In an interview with Axios correspondent Jonathan Swan, the president denied that the US was dealing poorly with Covid-19, despite averaging around 60,000 new cases and more than 1,000 deaths per day.

“Take a look at some of these charts,” Trump said, pulling out a stack of papers. “Here’s one, right here, United States is lowest in numerous categories. We’re lower than the world.”

The chart Trump was referring to was deaths as a proportion of cases, rather than the more relevant statistic of deaths as a proportion of population.

By this measure, the US is the ninth worst-performing country in the world, ahead of other countries with high numbers of total deaths like Brazil, Russia and India.

Trump’s claim that the US is “lower than the world” is technically correct, though of course the world includes the United States.

When measured against the global average of deaths per capita, the US has a death rate five times higher.

Trump has consistently claimed that the US only has such a high number of cases because it does more tests than any other country.

He has also previously said that if the US did fewer tests, then there would be fewer cases – at least officially.

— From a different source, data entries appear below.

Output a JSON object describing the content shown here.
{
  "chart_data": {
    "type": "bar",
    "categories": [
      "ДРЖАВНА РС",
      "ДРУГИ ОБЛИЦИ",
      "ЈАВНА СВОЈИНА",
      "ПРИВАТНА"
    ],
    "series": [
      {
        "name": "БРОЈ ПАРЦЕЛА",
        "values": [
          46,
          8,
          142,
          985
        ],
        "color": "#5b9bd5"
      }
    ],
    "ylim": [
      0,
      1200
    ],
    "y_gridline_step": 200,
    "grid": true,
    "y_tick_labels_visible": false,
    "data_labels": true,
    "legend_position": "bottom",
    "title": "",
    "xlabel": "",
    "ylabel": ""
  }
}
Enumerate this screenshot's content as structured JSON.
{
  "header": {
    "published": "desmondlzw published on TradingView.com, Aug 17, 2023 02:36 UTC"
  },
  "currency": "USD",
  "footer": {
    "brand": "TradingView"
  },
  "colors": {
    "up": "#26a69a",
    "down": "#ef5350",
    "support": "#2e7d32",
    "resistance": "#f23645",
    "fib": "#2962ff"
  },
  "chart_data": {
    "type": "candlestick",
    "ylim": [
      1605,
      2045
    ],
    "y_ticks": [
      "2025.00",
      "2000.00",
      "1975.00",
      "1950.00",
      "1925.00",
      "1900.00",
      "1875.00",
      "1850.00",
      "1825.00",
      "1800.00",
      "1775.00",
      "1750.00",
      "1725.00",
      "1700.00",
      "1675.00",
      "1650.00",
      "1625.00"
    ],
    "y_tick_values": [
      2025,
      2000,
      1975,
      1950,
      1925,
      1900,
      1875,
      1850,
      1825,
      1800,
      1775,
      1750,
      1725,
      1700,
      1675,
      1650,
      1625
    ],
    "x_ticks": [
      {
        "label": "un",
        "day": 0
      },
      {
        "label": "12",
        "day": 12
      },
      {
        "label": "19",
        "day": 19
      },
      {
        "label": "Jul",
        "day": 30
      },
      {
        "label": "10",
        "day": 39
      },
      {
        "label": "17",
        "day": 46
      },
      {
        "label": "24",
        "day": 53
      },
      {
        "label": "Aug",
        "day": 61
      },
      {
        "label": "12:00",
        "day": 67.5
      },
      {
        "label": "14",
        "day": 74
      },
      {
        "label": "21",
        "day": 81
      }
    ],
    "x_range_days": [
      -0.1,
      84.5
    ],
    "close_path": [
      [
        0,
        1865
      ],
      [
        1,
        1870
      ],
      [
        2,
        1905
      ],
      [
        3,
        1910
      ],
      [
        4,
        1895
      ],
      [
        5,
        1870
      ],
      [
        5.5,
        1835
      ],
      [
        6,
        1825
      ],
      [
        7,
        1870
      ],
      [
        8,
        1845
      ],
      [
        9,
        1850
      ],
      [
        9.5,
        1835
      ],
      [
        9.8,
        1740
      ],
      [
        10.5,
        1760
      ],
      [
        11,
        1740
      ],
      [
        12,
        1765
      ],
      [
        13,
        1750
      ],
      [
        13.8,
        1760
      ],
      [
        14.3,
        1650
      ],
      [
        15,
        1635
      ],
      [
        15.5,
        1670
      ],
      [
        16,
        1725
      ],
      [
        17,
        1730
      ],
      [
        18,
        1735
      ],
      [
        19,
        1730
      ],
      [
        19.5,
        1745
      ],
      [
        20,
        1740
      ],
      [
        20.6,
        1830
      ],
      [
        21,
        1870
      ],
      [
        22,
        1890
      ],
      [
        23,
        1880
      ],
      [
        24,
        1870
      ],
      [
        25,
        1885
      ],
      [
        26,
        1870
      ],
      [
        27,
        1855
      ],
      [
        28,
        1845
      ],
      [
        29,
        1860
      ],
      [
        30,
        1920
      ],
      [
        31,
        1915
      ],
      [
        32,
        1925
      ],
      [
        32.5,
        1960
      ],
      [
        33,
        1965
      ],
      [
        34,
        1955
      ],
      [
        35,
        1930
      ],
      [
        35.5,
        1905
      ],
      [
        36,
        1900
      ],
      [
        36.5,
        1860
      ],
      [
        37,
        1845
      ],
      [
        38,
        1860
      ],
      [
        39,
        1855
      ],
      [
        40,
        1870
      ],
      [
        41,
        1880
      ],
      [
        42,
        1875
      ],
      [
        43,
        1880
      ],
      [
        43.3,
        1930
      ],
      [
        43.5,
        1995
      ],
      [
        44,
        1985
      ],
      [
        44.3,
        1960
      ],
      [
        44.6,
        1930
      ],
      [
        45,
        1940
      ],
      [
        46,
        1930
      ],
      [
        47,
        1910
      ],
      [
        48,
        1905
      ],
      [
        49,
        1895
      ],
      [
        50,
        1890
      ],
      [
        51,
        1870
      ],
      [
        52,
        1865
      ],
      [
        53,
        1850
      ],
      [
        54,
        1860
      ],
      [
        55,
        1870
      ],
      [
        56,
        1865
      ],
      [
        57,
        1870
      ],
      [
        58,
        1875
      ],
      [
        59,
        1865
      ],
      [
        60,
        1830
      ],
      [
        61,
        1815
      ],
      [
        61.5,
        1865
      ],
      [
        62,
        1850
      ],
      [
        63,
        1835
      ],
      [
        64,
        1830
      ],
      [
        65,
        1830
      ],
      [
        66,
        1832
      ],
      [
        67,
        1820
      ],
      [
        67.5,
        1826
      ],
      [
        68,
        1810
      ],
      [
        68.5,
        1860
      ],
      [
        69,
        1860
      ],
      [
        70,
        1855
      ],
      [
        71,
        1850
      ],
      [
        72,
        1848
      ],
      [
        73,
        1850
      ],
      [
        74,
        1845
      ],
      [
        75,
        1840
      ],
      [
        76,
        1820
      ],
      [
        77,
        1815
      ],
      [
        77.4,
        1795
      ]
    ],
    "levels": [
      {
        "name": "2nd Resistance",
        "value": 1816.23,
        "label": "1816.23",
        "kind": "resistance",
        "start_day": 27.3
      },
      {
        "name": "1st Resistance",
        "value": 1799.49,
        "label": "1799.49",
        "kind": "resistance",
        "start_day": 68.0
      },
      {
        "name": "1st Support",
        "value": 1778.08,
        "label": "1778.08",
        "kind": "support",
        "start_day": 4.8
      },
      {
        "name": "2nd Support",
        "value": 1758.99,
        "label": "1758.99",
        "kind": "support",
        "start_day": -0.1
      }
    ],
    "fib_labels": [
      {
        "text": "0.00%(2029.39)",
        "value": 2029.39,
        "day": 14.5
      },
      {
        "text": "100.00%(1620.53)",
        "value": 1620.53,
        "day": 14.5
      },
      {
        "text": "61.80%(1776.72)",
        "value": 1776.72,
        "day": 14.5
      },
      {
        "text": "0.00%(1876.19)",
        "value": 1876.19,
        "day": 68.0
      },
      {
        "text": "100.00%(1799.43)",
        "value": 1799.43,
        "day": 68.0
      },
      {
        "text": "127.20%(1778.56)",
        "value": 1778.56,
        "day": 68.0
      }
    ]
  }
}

During the latest interview, he once again suggested the US is testing too much.

When the interviewer questioned this, Trump told him to “read the manuals”, though changed the subject before explaining what manuals he was referring to.

Official figures reveal that the US is not in fact testing more than any other country in the world, ranking eighth when measured as a proportion of population.

Trump chose his statistics selectively, attempting to avoid figures that reveal the true extent of the crisis in the country: the US has nearly 5 million confirmed cases of coronavirus, accounting for more than a third of all cases in the world.

“Here’s one right here,” Trump said, gesturing to a chart that was not explained. “We’re last, meaning we’re first. We have the best.”

Trump also claimed “death is way down from where it was ... it’s going down again.”

But while it is down from its peak, the number of new deaths in the US has once again begun to rise.

Trump also claimed that several of the worst hit states are beginning to see death rates drop, although this is not true.

He said: “It’s going down in Arizona, it’s going down in Florida, it’s going down in Texas.”

The seven-day rolling average for daily deaths in all three states he mentioned are trending upwards.

It is not the first time Trump has made false claims about the extent of the coronavirus’s impact on the US and has rallied against lockdowns and other containment measures.

Within hours of the interview being aired, Trump tweeted: “OPEN THE SCHOOLS!!!”